Judging solely on performance is exactly why writers shouldn't be judging players to begin with. They're captivated by their audience they're supposed to evaluate, in the same way that the SEC is with Wall Street. If the only criteria used to pick players for the HOF was actually performance, you could just use statistics like WARP and be done with it.

My apologies for the rant.
No apology necessary. I think you're spot on.
The main problem with your rant is that John doesn't actually say what you accuse him of. He says his job isn't to be a morality policeman, not that he would never allow moral issues to impact on a decision.
I really like the thought about struggling pitchers considering taking on the knuckleball. It would be great for baseball to have R.A. Dickey usher in a knuckleball renaissance after the pitch was so close to extinction just a couple of years ago.
When I lived in Single-A cities, I would often wonder why some of the fil-out-the-roster pitchers (the 27-year-olds with an 85 mph fastball) didn't give a knuckleball a shot as it was their only chance of moving up.

I know from experience that throwing one consistently from a mound isn't as easy as one might think - and I never had a professional batter ready to pounce on any flat ones. But if it's your only hope of cashing an MLB lotto ticket, what the heck -- you're going to be getting a real job in a year or two anyway.
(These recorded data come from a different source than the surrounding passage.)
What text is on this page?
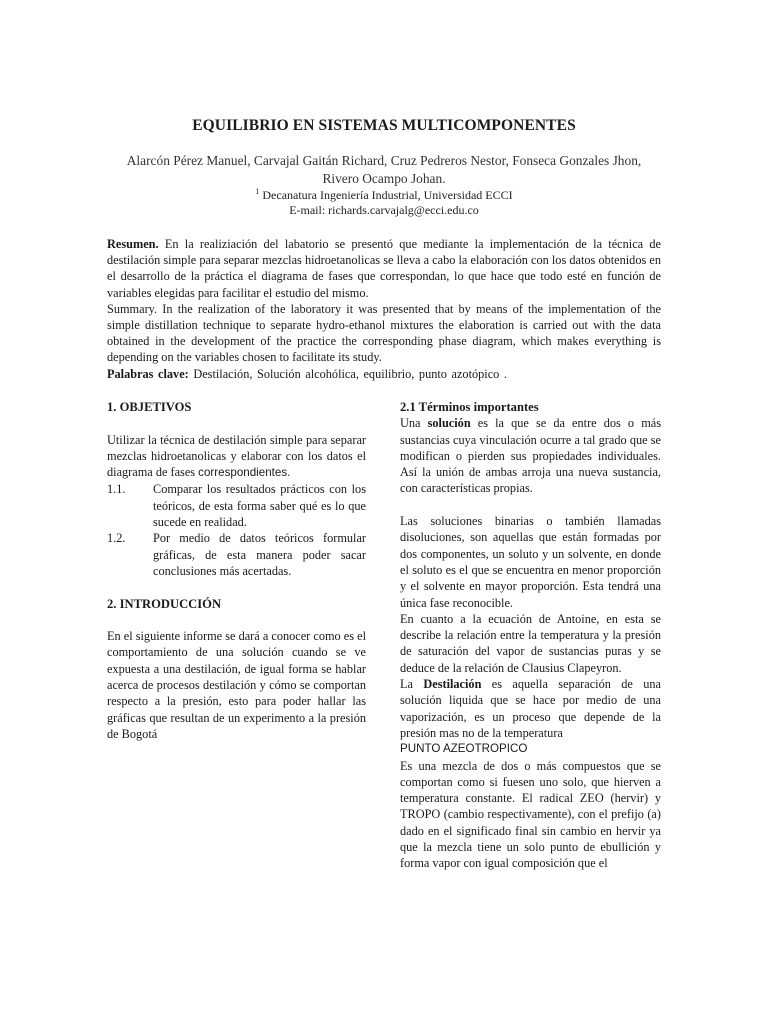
EQUILIBRIO EN SISTEMAS MULTICOMPONENTES
Alarcón Pérez Manuel, Carvajal Gaitán Richard, Cruz Pedreros Nestor, Fonseca Gonzales Jhon, Rivero Ocampo Johan.
$^1$ Decanatura Ingeniería Industrial, Universidad ECCI
E-mail: richards.carvajalg@ecci.edu.co

Resumen. En la realiziación del labatorio se presentó que mediante la implementación de la técnica de destilación simple para separar mezclas hidroetanolicas se lleva a cabo la elaboración con los datos obtenidos en el desarrollo de la práctica el diagrama de fases que correspondan, lo que hace que todo esté en función de variables elegidas para facilitar el estudio del mismo.

Summary. In the realization of the laboratory it was presented that by means of the implementation of the simple distillation technique to separate hydro-ethanol mixtures the elaboration is carried out with the data obtained in the development of the practice the corresponding phase diagram, which makes everything is depending on the variables chosen to facilitate its study.

Palabras clave: Destilación, Solución alcohólica, equilibrio, punto azotópico .

1. OBJETIVOS

Utilizar la técnica de destilación simple para separar mezclas hidroetanolicas y elaborar con los datos el diagrama de fases correspondientes.

1.1.	Comparar los resultados prácticos con los teóricos, de esta forma saber qué es lo que sucede en realidad.
1.2.	Por medio de datos teóricos formular gráficas, de esta manera poder sacar conclusiones más acertadas.

2. INTRODUCCIÓN

En el siguiente informe se dará a conocer como es el comportamiento de una solución cuando se ve expuesta a una destilación, de igual forma se hablar acerca de procesos destilación y cómo se comportan respecto a la presión, esto para poder hallar las gráficas que resultan de un experimento a la presión de Bogotá

2.1 Términos importantes

Una solución es la que se da entre dos o más sustancias cuya vinculación ocurre a tal grado que se modifican o pierden sus propiedades individuales. Así la unión de ambas arroja una nueva sustancia, con características propias.

Las soluciones binarias o también llamadas disoluciones, son aquellas que están formadas por dos componentes, un soluto y un solvente, en donde el soluto es el que se encuentra en menor proporción y el solvente en mayor proporción. Esta tendrá una única fase reconocible.

En cuanto a la ecuación de Antoine, en esta se describe la relación entre la temperatura y la presión de saturación del vapor de sustancias puras y se deduce de la relación de Clausius Clapeyron.

La Destilación es aquella separación de una solución liquida que se hace por medio de una vaporización, es un proceso que depende de la presión mas no de la temperatura

PUNTO AZEOTROPICO

Es una mezcla de dos o más compuestos que se comportan como si fuesen uno solo, que hierven a temperatura constante. El radical ZEO (hervir) y TROPO (cambio respectivamente), con el prefijo (a) dado en el significado final sin cambio en hervir ya que la mezcla tiene un solo punto de ebullición y forma vapor con igual composición que el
I thought maybe it was a point of pride -- "I made it this far with the stuff I have (back in high school, I could throw that speed ball by you, make you look like a fool, boy) and if I could just get my slider to bite a little more and not telegraph my change-up..... Anyway, I'm not going to throw some sissy pitch like a knuckleball."

There is also the mental part -- committing to throwing a pitch that you know is going to get blasted if you make a mistake and then throwing it again after that inevitably happens.

But with Dickey's success, some undoubtedly will give it a shot -- and I'll love to see it.